Una voz le estaba hablando, pero no había boca alguna que se moviera. Miró a su amigo, seguía temblando. Estaba muy blanco, parecía que no quedaban muchas fuerzas. Consiguió girar la cabeza y entonces, un rayo de esperanza le golpeó el corazón.
Ahí estaba su familia, y la familia de Marcos. Ocho personas. Se cogieron de las manos, sujetando muy fuerte la de los más pequeños, y formaron una cadena humana. Comenzaron a gritar:
-Resistiremos, unidos -seguros de que así sería, aunque muertos de miedo en su interior-. No te llevarás a nuestros niños.
Seguían cantando. No podían parar de hacerlo. Notaron como Marcos dejaba de temblar.
-Gracias -consiguió decir Adriana-. ResistireBhhbhhbshhh -otra vez sintió la presencia.
De repente, salieron humanos que habían permanecido ocultos en sus domicilios, llegaron más personas del bosque -alguien les había advertido de la situación-, y cogieron las manos de aquellas personas. La cadena humana era enorme. Los cánticos resonaban en todos los rincones de San Unidos, las lágrimas de emoción brotaban de los ojos de todas las personas que estaban ahí presentes.
-No tenéis nada que hacer aquí -protestaron-, es nuestro pueblo.
Adriana volvió a moverse, Marcos también.
-Unidos venceremos -dijeron al mismo tiempo dedicándose una mirada compinche-. Dejadnos en paz.
Al cabo de unos minutos, dejaron de moverse las cosas; dejaron de sentirse las presencias, y las explosiones cesaron por completo. Se habían marchado, y los niños estaban vivos.

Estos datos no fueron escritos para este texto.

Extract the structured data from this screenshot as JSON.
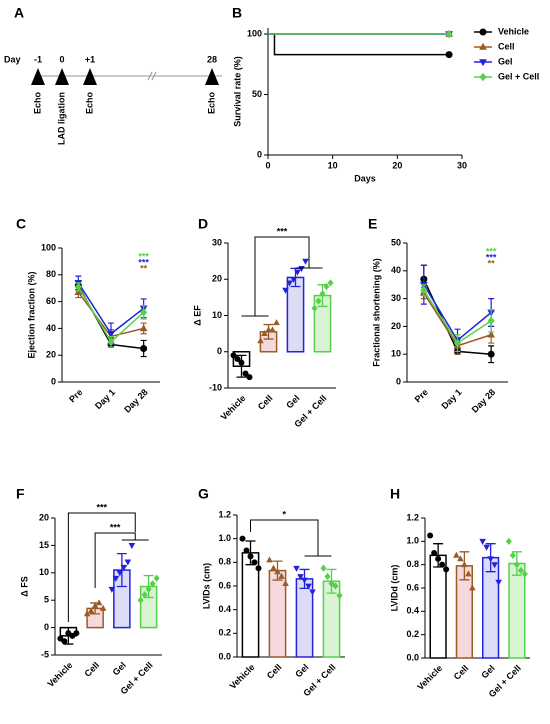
{
  "timeline": {
    "label": "A",
    "day_label": "Day",
    "days": [
      "-1",
      "0",
      "+1",
      "28"
    ],
    "events": [
      "Echo",
      "LAD ligation",
      "Echo",
      "Echo"
    ]
  },
  "chart_data": [
    {
      "type": "line",
      "label": "B",
      "ylabel": "Survival rate (%)",
      "xlabel": "Days",
      "xlim": [
        0,
        30
      ],
      "xticks": [
        0,
        10,
        20,
        30
      ],
      "ylim": [
        0,
        105
      ],
      "yticks": [
        0,
        50,
        100
      ],
      "legend": "right",
      "series": [
        {
          "name": "Vehicle",
          "color": "#000000",
          "marker": "circle",
          "x": [
            0,
            1,
            1,
            28
          ],
          "values": [
            100,
            100,
            83,
            83
          ]
        },
        {
          "name": "Cell",
          "color": "#9a5b24",
          "marker": "triangle",
          "x": [
            0,
            2,
            28
          ],
          "values": [
            100,
            100,
            100
          ]
        },
        {
          "name": "Gel",
          "color": "#2222dd",
          "marker": "triangle-down",
          "x": [
            0,
            28
          ],
          "values": [
            100,
            100
          ]
        },
        {
          "name": "Gel + Cell",
          "color": "#55d04a",
          "marker": "diamond",
          "x": [
            0,
            28
          ],
          "values": [
            100,
            100
          ]
        }
      ]
    },
    {
      "type": "line",
      "label": "C",
      "ylabel": "Ejection fraction (%)",
      "categories": [
        "Pre",
        "Day 1",
        "Day 28"
      ],
      "ylim": [
        0,
        100
      ],
      "yticks": [
        0,
        20,
        40,
        60,
        80,
        100
      ],
      "series": [
        {
          "color": "#000000",
          "marker": "circle",
          "values": [
            72,
            28,
            25
          ],
          "errors": [
            3,
            2,
            6
          ]
        },
        {
          "color": "#9a5b24",
          "marker": "triangle",
          "values": [
            67,
            34,
            40
          ],
          "errors": [
            4,
            5,
            4
          ]
        },
        {
          "color": "#2222dd",
          "marker": "triangle-down",
          "values": [
            74,
            36,
            55
          ],
          "errors": [
            5,
            8,
            7
          ]
        },
        {
          "color": "#55d04a",
          "marker": "diamond",
          "values": [
            71,
            30,
            52
          ],
          "errors": [
            3,
            4,
            5
          ]
        }
      ],
      "annotations": [
        {
          "text": "***",
          "color": "#55d04a"
        },
        {
          "text": "***",
          "color": "#2222dd"
        },
        {
          "text": "**",
          "color": "#9a5b24"
        }
      ]
    },
    {
      "type": "bar",
      "label": "D",
      "ylabel": "Δ EF",
      "categories": [
        "Vehicle",
        "Cell",
        "Gel",
        "Gel + Cell"
      ],
      "ylim": [
        -10,
        30
      ],
      "yticks": [
        -10,
        0,
        10,
        20,
        30
      ],
      "values": [
        -4,
        5.5,
        20.5,
        15.5
      ],
      "errors": [
        3,
        2,
        2.5,
        3
      ],
      "colors": [
        "#000000",
        "#9a5b24",
        "#2222dd",
        "#55d04a"
      ],
      "fills": [
        "#ffffff",
        "#f6d9dd",
        "#dcdcf5",
        "#d9f3d4"
      ],
      "markers": [
        "circle",
        "triangle",
        "triangle-down",
        "diamond"
      ],
      "points": [
        [
          -1,
          -2,
          -3,
          -6,
          -7
        ],
        [
          3,
          5,
          6,
          6,
          8
        ],
        [
          17,
          19,
          20,
          22,
          23,
          25
        ],
        [
          12,
          14,
          16,
          18,
          19
        ]
      ],
      "annotations": [
        {
          "text": "***"
        }
      ]
    },
    {
      "type": "line",
      "label": "E",
      "ylabel": "Fractional shortening (%)",
      "categories": [
        "Pre",
        "Day 1",
        "Day 28"
      ],
      "ylim": [
        0,
        50
      ],
      "yticks": [
        0,
        10,
        20,
        30,
        40,
        50
      ],
      "series": [
        {
          "color": "#000000",
          "marker": "circle",
          "values": [
            37,
            11,
            10
          ],
          "errors": [
            5,
            1,
            3
          ]
        },
        {
          "color": "#9a5b24",
          "marker": "triangle",
          "values": [
            32,
            13,
            17
          ],
          "errors": [
            2,
            3,
            3
          ]
        },
        {
          "color": "#2222dd",
          "marker": "triangle-down",
          "values": [
            35,
            15,
            25
          ],
          "errors": [
            7,
            4,
            5
          ]
        },
        {
          "color": "#55d04a",
          "marker": "diamond",
          "values": [
            33,
            14,
            22
          ],
          "errors": [
            2,
            3,
            4
          ]
        }
      ],
      "annotations": [
        {
          "text": "***",
          "color": "#55d04a"
        },
        {
          "text": "***",
          "color": "#2222dd"
        },
        {
          "text": "**",
          "color": "#9a5b24"
        }
      ]
    },
    {
      "type": "bar",
      "label": "F",
      "ylabel": "Δ FS",
      "categories": [
        "Vehicle",
        "Cell",
        "Gel",
        "Gel + Cell"
      ],
      "ylim": [
        -5,
        20
      ],
      "yticks": [
        -5,
        0,
        5,
        10,
        15,
        20
      ],
      "values": [
        -1.5,
        3.5,
        10.5,
        7.5
      ],
      "errors": [
        1.5,
        1,
        3,
        2
      ],
      "colors": [
        "#000000",
        "#9a5b24",
        "#2222dd",
        "#55d04a"
      ],
      "fills": [
        "#ffffff",
        "#f6d9dd",
        "#dcdcf5",
        "#d9f3d4"
      ],
      "markers": [
        "circle",
        "triangle",
        "triangle-down",
        "diamond"
      ],
      "points": [
        [
          -2,
          -2.5,
          -1,
          -1.5,
          -1
        ],
        [
          2.5,
          3,
          4,
          4.5,
          3.5
        ],
        [
          7,
          9,
          10,
          11,
          12,
          15
        ],
        [
          5,
          6,
          7,
          8,
          9
        ]
      ],
      "annotations": [
        {
          "text": "***"
        },
        {
          "text": "***"
        }
      ]
    },
    {
      "type": "bar",
      "label": "G",
      "ylabel": "LVIDs (cm)",
      "categories": [
        "Vehicle",
        "Cell",
        "Gel",
        "Gel + Cell"
      ],
      "ylim": [
        0,
        1.2
      ],
      "yticks": [
        {
          "value": 0,
          "label": "0.0"
        },
        0.2,
        0.4,
        0.6,
        0.8,
        {
          "value": 1,
          "label": "1.0"
        },
        1.2
      ],
      "values": [
        0.88,
        0.73,
        0.66,
        0.64
      ],
      "errors": [
        0.1,
        0.08,
        0.08,
        0.1
      ],
      "colors": [
        "#000000",
        "#9a5b24",
        "#2222dd",
        "#55d04a"
      ],
      "fills": [
        "#ffffff",
        "#f6d9dd",
        "#dcdcf5",
        "#d9f3d4"
      ],
      "markers": [
        "circle",
        "triangle",
        "triangle-down",
        "diamond"
      ],
      "points": [
        [
          1.0,
          0.9,
          0.85,
          0.8,
          0.75
        ],
        [
          0.82,
          0.75,
          0.72,
          0.68,
          0.62
        ],
        [
          0.75,
          0.68,
          0.65,
          0.6,
          0.55
        ],
        [
          0.75,
          0.68,
          0.62,
          0.6,
          0.52
        ]
      ],
      "annotations": [
        {
          "text": "*"
        }
      ]
    },
    {
      "type": "bar",
      "label": "H",
      "ylabel": "LVIDd (cm)",
      "categories": [
        "Vehicle",
        "Cell",
        "Gel",
        "Gel + Cell"
      ],
      "ylim": [
        0,
        1.2
      ],
      "yticks": [
        {
          "value": 0,
          "label": "0.0"
        },
        0.2,
        0.4,
        0.6,
        0.8,
        {
          "value": 1,
          "label": "1.0"
        },
        1.2
      ],
      "values": [
        0.88,
        0.79,
        0.86,
        0.81
      ],
      "errors": [
        0.1,
        0.12,
        0.12,
        0.1
      ],
      "colors": [
        "#000000",
        "#9a5b24",
        "#2222dd",
        "#55d04a"
      ],
      "fills": [
        "#ffffff",
        "#f6d9dd",
        "#dcdcf5",
        "#d9f3d4"
      ],
      "markers": [
        "circle",
        "triangle",
        "triangle-down",
        "diamond"
      ],
      "points": [
        [
          1.05,
          0.9,
          0.85,
          0.8,
          0.76
        ],
        [
          0.88,
          0.85,
          0.8,
          0.72,
          0.6
        ],
        [
          1.0,
          0.95,
          0.85,
          0.8,
          0.65
        ],
        [
          1.0,
          0.88,
          0.8,
          0.75,
          0.72
        ]
      ]
    }
  ]
}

Habían vencido y la solidaridad de los vecinos había desterrado a sus enemigos.
-Lo siento tanto -dijo Eric dirigiéndose a su hijo-, si hubieras sabido lo que estaba pasando aquí, la curiosidad no te habría obligado a venir.
-Ha sido mi culpa -se disculpó Adriana.
-¿Por qué dices eso? -contestó Ayla.
-Porque yo lo sabía y no hice nada para impedirle que viniera.
-Cariño, no es tu culpa, todos necesitamos quemarnos para comprender que el fuego quema…
A partir de entonces, una vez a la semana, los vecinos llevaban la comida a la plaza y cenaban todos juntos, sabiendo que los egoístas no volverían si los veían siempre tan unidos.